Vick and Ky’s momentary fight when Ky’s muses about the deaths of all the Anomalies can be thought of as a moment of foreshadowing. Vick’s sudden violence suggests a strong, previously unrevealed personal stake in the well-being of the Anomalies that has yet to be revealed, a notion that later proves true (see the Summary and Analysis of Chapter 17).

Ky, Vick, and Eli’s revelation that their coats are keeping them warm as well as monitoring their vital signs and recording them on microcards for post-mortem retrieval represents a cool irony: they are relying on something the Society created to survive in the unpredictable temperatures of the Carving, but in doing so they’re allowing the Society to do what they always want to—collect data on everything and everyone.
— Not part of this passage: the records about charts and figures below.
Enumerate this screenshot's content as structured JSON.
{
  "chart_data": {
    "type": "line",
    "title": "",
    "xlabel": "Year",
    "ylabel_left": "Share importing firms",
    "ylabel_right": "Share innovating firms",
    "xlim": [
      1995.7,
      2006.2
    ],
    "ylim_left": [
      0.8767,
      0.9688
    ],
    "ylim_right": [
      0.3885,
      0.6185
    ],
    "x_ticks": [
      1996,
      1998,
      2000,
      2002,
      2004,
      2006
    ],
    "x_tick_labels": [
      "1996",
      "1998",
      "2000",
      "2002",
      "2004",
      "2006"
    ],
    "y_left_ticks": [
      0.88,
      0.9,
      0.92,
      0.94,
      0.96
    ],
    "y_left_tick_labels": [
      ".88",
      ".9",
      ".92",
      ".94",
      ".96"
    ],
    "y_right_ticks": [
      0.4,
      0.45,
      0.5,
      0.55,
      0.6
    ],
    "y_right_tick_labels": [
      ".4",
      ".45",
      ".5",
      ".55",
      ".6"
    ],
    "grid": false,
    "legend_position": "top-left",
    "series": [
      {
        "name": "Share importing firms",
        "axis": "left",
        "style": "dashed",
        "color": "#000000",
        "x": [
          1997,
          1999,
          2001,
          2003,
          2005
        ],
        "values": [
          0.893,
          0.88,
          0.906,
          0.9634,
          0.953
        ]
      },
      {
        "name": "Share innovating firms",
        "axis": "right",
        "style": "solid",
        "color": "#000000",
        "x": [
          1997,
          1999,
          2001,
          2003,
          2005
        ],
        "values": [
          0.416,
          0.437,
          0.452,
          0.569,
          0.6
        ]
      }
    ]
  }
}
Ky’s decision to cut his microcard out of his jacket shows his direct disapproval of this, whereas Vick and Eli’s decision to leave theirs in suggests that they aren’t specifically averse to this kind of data collection in the same regard.

Indie makes an important point in Chapter 12 that Cassia is not necessarily searching only for Ky, but for the Rising as well. This notion echoes much of what has led Cassia to where she is so far. Her love for Ky is a factor, to be sure, but so is the meaning of her choice of his love more broadly: that she wishes to break free of the Society’s hold. From the time her grandfather gave her the two poems before his death, she has been on the path of a rebel with a great cause. Indie mentioning it now only emboldens Cassia’s (perhaps subconscious) dual-goal of finding both Ky and the solution to her inability to be with him the way she wants.